Nell’avviso di conclusione d’indagini – come scrive Alessandra Ziniti su La Repubblica –vengono contestati i reati di truffa e di abuso d’ufficio al vescovo Domenico Mogavero, già indagato per appropriazione indebita da più di un anno per presunti ammanchi milionari e per un utilizzo improprio dei fondi dell’8 per mille andati alla Curia. Ma la nuova ipotesi di reato, è contestata anche al predecessore di Mogavero, monsignor Calogero La Piana, che è stato vescovo di Mazara dal 2002 al 2006 prima di approdare a Messina. Un’opera “avveniristica” per il quartiere Trasmazzaro-Miragliano, una cattedrale nel deserto di una “zona espansione” di Mazara del Vallo priva di vere e proprie opere di urbanizzazione. Cinque anni di lavoro, tre milioni di euro tra fondi della Cei e contributi regionali, 500.000 euro dei quali sarebbero finiti altrove. Una truffa secondo i pm di Marsala che, adesso, contestano anche questo reato e l’abuso d’ufficio al vescovo Domenico Mogavero, già indagato per appropriazione indebita da più di un anno per presunti ammanchi milionari e per un utilizzo improprio dei fondi dell’8 per mille andati alla Curia.

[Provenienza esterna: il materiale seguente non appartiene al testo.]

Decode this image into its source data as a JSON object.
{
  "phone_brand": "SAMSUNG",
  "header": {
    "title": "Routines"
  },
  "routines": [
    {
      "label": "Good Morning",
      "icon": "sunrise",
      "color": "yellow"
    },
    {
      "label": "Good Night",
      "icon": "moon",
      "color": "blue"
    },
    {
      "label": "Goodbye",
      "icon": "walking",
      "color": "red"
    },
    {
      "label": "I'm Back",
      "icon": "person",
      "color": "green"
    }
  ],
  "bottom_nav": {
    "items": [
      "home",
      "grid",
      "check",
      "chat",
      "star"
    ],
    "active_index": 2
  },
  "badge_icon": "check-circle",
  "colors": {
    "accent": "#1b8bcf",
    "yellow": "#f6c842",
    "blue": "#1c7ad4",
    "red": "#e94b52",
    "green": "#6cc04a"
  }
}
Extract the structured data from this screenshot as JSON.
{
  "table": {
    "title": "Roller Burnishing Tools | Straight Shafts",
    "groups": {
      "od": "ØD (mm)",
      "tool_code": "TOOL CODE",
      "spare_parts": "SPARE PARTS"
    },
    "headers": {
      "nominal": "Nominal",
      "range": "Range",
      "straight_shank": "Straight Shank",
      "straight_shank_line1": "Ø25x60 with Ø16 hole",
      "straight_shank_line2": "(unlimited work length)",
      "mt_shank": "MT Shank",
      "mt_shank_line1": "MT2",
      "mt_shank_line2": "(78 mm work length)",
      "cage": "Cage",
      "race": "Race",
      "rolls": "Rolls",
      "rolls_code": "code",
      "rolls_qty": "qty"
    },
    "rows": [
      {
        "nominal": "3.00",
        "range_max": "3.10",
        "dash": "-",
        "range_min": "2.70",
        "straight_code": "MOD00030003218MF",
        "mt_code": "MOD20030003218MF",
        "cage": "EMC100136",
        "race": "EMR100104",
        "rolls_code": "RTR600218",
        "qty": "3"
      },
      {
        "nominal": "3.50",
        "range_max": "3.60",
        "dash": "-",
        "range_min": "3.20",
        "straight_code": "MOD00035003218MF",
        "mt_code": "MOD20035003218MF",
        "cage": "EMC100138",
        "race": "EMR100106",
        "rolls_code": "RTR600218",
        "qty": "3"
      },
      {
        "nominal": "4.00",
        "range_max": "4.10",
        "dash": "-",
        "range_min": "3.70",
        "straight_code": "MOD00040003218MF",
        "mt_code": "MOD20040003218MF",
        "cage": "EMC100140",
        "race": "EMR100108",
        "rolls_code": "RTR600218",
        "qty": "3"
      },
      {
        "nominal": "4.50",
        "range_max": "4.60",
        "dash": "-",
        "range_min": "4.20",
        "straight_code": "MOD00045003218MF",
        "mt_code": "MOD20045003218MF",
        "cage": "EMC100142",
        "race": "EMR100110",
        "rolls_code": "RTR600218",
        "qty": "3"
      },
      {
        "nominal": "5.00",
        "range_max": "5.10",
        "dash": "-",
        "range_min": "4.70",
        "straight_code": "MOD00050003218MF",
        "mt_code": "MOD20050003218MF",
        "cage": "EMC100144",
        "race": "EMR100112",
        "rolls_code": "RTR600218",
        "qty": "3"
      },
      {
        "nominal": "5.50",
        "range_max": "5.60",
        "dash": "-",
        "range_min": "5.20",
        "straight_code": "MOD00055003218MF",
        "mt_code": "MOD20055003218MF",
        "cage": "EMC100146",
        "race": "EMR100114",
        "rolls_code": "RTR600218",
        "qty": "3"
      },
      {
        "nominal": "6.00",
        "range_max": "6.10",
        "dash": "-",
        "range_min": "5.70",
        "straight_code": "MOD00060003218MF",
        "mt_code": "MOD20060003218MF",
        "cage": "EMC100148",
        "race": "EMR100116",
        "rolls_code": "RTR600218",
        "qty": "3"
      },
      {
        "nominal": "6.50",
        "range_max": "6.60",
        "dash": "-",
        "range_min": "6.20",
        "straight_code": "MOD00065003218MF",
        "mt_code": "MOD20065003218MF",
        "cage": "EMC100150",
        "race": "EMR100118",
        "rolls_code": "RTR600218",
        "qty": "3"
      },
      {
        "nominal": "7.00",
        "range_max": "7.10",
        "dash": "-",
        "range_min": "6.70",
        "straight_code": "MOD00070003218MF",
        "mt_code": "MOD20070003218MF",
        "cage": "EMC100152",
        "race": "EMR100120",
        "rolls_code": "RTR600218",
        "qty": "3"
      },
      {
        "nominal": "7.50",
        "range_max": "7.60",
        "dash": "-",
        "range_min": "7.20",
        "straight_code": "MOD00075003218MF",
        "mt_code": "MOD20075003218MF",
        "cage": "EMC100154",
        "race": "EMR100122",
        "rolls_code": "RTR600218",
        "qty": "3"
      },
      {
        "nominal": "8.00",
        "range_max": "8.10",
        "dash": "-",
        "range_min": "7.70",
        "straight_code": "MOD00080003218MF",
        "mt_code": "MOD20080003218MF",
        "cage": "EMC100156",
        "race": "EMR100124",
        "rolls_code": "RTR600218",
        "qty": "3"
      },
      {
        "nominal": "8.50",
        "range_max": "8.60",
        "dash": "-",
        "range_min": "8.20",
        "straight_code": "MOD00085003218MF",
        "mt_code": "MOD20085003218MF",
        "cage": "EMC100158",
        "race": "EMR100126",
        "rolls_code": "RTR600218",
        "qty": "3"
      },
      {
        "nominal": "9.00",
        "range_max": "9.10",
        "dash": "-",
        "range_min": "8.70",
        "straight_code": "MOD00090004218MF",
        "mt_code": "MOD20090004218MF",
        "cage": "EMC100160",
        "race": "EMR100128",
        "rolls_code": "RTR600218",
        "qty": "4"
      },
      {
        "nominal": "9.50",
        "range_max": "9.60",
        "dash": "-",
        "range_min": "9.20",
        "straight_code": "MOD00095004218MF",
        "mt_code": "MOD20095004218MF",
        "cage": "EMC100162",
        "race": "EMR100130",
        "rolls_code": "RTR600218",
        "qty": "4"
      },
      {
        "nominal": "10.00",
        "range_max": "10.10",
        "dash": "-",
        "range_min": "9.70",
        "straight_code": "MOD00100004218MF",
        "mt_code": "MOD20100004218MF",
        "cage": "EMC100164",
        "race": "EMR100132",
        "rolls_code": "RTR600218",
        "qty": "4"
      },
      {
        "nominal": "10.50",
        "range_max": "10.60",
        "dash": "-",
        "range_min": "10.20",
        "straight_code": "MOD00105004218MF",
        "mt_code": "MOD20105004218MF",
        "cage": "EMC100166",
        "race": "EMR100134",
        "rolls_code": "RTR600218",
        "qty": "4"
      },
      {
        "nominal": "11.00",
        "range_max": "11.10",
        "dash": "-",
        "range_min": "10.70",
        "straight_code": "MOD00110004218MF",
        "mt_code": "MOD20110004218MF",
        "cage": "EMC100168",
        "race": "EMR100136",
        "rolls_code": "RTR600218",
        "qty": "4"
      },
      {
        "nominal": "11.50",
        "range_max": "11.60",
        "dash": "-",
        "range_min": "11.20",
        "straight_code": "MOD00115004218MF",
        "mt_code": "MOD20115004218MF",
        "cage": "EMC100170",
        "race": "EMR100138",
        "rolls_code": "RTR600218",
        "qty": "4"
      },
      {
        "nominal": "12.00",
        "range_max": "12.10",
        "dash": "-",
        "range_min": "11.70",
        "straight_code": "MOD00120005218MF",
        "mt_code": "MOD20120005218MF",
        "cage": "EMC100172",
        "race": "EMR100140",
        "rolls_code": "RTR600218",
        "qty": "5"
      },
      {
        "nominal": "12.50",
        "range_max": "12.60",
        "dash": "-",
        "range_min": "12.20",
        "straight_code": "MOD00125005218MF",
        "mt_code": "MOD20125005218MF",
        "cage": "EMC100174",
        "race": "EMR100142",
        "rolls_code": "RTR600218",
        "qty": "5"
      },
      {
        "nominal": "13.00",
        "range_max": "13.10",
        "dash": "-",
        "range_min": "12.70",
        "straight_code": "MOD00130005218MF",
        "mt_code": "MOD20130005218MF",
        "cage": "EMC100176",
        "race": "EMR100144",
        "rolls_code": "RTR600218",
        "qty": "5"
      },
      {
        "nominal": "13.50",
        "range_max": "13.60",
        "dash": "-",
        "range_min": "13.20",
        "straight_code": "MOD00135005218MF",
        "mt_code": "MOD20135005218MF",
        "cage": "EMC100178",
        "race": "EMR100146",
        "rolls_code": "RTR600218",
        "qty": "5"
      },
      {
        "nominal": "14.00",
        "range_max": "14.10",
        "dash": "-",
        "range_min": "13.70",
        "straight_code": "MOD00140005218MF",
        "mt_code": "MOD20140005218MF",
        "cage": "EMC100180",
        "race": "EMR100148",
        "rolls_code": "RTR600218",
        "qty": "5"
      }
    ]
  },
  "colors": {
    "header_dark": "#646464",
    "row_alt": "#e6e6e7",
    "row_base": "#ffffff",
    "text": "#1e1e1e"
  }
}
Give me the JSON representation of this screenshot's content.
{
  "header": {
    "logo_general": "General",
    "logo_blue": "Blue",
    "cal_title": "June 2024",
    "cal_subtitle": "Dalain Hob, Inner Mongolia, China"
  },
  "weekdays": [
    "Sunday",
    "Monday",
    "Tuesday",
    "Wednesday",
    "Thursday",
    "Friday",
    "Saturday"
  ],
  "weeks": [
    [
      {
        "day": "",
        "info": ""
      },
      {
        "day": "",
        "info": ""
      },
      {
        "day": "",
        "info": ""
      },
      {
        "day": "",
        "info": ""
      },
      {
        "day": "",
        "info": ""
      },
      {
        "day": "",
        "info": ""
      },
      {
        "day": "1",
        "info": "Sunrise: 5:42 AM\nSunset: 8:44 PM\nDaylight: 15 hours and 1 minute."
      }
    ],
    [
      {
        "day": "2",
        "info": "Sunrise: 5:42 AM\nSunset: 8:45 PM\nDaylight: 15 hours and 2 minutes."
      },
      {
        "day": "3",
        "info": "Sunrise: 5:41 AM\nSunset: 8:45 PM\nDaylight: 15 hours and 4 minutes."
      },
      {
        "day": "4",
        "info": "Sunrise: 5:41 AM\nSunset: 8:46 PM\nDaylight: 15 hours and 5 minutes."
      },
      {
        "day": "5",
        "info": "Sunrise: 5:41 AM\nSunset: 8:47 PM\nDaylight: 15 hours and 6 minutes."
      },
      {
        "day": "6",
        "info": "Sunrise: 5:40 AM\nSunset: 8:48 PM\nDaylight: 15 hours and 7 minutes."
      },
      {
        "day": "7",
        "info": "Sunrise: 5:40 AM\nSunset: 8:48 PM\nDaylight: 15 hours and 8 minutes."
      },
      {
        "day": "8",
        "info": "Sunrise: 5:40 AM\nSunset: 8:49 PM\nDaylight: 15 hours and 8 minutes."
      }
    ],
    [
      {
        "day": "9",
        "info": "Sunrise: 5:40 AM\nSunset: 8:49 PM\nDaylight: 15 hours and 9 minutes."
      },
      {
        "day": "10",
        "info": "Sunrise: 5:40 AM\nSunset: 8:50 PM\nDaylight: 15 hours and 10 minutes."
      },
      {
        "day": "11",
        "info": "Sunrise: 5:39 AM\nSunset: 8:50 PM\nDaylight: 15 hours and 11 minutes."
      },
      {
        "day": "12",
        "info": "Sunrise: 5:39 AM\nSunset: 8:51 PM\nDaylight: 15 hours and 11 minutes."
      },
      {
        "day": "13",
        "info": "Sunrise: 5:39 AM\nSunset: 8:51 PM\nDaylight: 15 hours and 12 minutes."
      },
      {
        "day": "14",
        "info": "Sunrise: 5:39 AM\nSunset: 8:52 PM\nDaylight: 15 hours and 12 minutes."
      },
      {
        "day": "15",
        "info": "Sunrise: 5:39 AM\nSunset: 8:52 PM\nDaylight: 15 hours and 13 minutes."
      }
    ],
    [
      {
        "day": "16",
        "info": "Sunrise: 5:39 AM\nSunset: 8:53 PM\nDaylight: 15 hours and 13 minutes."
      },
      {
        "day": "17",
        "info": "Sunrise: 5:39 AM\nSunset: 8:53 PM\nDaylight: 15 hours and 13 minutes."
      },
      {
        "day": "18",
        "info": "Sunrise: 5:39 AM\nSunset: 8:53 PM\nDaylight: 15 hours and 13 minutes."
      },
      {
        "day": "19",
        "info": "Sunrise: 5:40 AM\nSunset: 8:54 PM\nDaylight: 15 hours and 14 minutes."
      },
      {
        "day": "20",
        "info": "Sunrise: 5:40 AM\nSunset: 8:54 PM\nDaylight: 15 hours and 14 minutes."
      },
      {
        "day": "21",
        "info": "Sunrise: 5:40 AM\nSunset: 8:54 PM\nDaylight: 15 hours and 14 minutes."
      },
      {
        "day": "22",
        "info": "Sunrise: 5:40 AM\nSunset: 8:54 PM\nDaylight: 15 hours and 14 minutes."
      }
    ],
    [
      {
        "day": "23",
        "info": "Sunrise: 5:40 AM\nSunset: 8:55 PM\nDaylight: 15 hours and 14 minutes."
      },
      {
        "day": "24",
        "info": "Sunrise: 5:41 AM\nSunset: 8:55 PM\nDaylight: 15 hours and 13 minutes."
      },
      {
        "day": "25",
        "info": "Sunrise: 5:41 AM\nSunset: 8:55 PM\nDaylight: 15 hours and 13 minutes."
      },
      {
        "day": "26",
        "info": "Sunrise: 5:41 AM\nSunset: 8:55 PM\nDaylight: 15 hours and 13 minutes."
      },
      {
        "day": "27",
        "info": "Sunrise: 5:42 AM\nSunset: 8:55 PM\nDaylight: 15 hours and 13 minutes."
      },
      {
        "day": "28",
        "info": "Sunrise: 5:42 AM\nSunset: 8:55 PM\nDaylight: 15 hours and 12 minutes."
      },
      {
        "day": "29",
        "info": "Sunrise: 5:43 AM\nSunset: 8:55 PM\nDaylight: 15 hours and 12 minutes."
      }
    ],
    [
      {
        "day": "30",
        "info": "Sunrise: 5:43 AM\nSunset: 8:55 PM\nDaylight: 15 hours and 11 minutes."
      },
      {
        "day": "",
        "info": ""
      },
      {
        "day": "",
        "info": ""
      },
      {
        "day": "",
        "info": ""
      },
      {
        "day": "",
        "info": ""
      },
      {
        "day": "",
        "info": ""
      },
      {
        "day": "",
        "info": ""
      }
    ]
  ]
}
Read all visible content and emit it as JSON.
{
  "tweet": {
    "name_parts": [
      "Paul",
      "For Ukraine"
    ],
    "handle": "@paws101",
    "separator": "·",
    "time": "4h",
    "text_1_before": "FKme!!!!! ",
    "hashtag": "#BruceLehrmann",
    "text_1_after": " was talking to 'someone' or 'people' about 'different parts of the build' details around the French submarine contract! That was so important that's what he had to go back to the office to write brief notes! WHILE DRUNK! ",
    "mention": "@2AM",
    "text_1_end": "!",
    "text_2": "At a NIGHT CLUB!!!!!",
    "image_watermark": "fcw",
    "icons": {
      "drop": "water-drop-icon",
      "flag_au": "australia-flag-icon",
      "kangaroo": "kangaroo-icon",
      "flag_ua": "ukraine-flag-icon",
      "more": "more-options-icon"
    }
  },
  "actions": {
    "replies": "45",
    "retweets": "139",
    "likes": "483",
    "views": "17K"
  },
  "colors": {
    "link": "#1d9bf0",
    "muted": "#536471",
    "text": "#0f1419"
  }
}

La nuova ipotesi di reato, contestata anche al predecessore di Mogavero, monsignor Calogero La Piana, vescovo di Mazara dal 2002 al 2006 prima di essere spostato a Messina, all’architetto Francesco Scarpitta e all’ingegnere Bartolomeo Fontana che hanno curato il progetto e la realizzazione della chiesa, è contenuta nell’avviso di conclusione delle indagini, come scrive questa mattina Alessandra Ziniti su la Repubblica, che è stato notificato a tutti gli indagati a firma del sostituto procuratore Antonella Trainito. “Non ho nulla da dire, sto cercando di capire, di valutare elementi di carattere tecnico contenuti in questo provvedimento della magistratura che è appena arrivato”, si limita a dire monsignor Mogavero che, assistito dagli avvocati Nino Caleca e Stefano Pellegrino, nei prossimi giorni chiederà di essere interrogato dalla pm Trainito. Otto in tutto gli indagati e tra questi anche l’ex economo della Curia don Franco Caruso, Antonino Gaudente e Gaetano Stradella, titolari delle ditte incaricate della realizzazione della chiesa.
Costruita su un terreno acquistato dalla diocesi negli anni Novanta quando era vescovo monsignor Emanuele Catarinicchia, il contributo alla Cei fu chiesto da monsignor La Piana e la parrocchia di San Lorenzo fu costruita dal 2007 al 2011 e inaugurata da monsignor Mogavero nel 2012.
La truffa sarebbe consistita nel richiedere alla Regione siciliana il contributo per la realizzazione dell’opera che era già stata finanziata dalla Cei con quasi un milione e mezzo di euro dell’8 per mille. A Monsignor Mogavero, i pm contestano di aver firmato falsi contratti, falsi stati di avanzamento dei lavori e di consegna dell’opera.Per altro, per la realizzazione di quella e altre due chiese, la diocesi ha contratto un mutuo da quattro milioni di euro con Banca Prossima del gruppo Intesa San Paolo e Unicredit. I conti però non tornano. Dagli accertamenti di bilancio fatti dagli investigatori che ormai da tre anni cercano di fare chiarezza sul grosso buco in bilancio della diocesi che monsignor Mogavero ha sempre ammesso pur sostenendo di essere all’oscuro dei movimenti che lo avrebbero provocato, sarebbe emerso il nuovo reato di truffa perché sarebbero stati impiegati per la stessa opera contributi sia regionali che europei. Né si è mai trovata traccia del milione di euro scomparso dal fondo del mutuo.
L’avviso di conclusione delle indagini riunisce tutti gli episodi contestati alla gestione economica del vescovo di Mazara, a cominciare da 570.000 euro di fondi dell’8 per mille che sarebbero stati destinati ad altro e non ad iniziative benefiche come prevede la legge. Gli investigatori della Finanza hanno cercato di districarsi tra i tanti conti correnti, tra cui una sorta di conto segreto (di cui monsignor Mogavero ha sempre detto di essere all’oscuro) tutti riconducibili alla Curia che hanno movimentato centinaia di migliaia di euro dei fondi della Diocesi da e per conti privati. Tutte operazioni che sarebbero state effettuate sotto l’egida dell’ex economo don Franco Caruso accusato di malversazione che, sentito dagli inquirenti, sostiene invece che Mogavero fosse a conoscenza di tutto.